Researchers have been trying to come up with a viable bionic heart for years. Past models did not work because the moving parts inside would grind together. To overcome this obstacle, Daniel Timms came up with a design for a bionic heart that has just one moving part. This model is very promising because the part moves between magnets hidden inside the device, eliminating the grinding that prevented earlier models from being put into widespread use. When Timms took his design to Texas Heart Institute, Dr. Billy Cohn realized it was the most highly evolved bionic heart he had ever seen.

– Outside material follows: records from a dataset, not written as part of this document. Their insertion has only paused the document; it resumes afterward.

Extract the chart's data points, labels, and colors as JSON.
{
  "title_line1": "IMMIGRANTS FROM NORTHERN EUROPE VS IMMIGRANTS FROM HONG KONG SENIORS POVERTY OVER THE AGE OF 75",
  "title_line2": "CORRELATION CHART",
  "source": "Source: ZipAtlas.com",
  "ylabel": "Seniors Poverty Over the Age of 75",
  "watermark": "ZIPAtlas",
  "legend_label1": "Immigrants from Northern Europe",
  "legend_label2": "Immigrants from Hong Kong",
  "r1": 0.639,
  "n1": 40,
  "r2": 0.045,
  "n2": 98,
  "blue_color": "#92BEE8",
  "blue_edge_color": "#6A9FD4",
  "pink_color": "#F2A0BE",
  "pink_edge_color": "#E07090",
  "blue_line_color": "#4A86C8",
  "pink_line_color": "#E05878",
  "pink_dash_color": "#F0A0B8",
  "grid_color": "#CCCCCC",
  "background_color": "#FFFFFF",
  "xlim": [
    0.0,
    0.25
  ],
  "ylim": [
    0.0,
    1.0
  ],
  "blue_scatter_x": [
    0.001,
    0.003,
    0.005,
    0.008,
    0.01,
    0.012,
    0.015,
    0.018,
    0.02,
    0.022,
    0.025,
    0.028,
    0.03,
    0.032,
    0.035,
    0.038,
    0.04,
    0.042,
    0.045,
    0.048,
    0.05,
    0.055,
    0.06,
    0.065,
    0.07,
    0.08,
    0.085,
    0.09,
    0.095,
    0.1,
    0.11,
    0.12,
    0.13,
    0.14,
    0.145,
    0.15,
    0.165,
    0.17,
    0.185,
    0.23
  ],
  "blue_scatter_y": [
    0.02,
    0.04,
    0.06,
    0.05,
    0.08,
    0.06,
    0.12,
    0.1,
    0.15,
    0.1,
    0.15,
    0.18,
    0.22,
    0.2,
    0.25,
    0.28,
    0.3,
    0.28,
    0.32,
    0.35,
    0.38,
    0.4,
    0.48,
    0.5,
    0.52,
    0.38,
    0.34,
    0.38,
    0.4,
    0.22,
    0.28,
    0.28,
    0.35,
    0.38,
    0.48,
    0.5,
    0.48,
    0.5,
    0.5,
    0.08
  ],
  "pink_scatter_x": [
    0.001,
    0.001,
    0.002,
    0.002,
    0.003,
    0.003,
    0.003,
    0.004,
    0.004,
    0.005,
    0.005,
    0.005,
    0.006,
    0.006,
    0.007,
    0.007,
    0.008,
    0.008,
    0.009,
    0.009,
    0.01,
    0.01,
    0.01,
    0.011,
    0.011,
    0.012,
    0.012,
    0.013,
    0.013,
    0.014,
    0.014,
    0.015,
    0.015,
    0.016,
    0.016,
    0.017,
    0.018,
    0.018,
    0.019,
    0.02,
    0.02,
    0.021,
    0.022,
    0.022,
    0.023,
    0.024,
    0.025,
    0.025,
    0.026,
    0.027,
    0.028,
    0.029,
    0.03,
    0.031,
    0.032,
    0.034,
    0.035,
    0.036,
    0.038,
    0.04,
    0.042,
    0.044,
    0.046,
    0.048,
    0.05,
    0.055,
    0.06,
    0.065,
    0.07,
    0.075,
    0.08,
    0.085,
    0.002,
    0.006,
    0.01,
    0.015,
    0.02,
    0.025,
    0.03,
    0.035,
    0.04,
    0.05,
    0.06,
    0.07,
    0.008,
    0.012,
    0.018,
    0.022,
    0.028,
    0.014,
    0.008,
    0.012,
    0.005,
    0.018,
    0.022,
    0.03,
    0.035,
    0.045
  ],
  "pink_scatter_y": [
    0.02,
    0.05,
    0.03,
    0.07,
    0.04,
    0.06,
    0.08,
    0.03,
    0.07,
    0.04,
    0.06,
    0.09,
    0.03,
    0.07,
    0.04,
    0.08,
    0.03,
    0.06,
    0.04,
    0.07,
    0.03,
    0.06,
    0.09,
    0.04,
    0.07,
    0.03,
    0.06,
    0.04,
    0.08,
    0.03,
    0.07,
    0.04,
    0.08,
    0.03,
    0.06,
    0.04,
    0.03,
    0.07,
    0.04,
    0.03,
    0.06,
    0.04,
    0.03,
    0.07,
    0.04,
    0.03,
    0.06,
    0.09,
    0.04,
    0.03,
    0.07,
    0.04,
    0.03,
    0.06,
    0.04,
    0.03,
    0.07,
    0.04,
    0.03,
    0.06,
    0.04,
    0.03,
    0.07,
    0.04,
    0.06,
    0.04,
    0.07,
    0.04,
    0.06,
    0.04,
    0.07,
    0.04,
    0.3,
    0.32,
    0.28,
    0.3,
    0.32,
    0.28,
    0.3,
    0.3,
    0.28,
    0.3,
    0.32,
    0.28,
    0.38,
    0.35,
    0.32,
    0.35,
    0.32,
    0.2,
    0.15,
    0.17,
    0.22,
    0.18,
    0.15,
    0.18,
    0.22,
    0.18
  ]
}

The new bionic heart does not pump blood like the human heart does. Instead, a spinning disk propels blood through the circulatory system. The disk spins at approximately 2,000 revolutions per minute, pumping blood without a pulse and making it a real departure from previous designs. In 2001, researchers from Abiomed developed an artificial heart for use in humans. Although the artificial heart was implanted in several patients, the researchers warned health professionals not to get too optimistic about the results. The device was designed to extend life expectancy in people who had only been given 30 days to live; it was not intended to do the work of the human heart for months or years.
Scientists from the Texas Heart Institute are already using the bionic technology in animals. In January 2015, researchers from Texas and Australia replaced a sheep's heart with the bionic heart originally designed by Timms. They chose a sheep because the animal has a chest cavity similar in size to that of an adult woman or a child. By implanting the device into a sheep, the researchers showed the bionic heart has promise in helping humans. However, it will take approximately three to five years before the device will be ready for human patient testing. One of the obstacles to getting the bionic heart ready for humans is the enormous amount of funding required. The researchers need a minimum of $5 million to continue their research.
Thousands of people die waiting for donor hearts each year, creating an intense demand for a working bionic heart. Once researchers start working with humans, they will be able to see if Timms' design works better than previous iterations. If Timms' bionic heart works properly in human subjects, researchers may be able to save thousands of lives and keep heart failure from becoming a death sentence.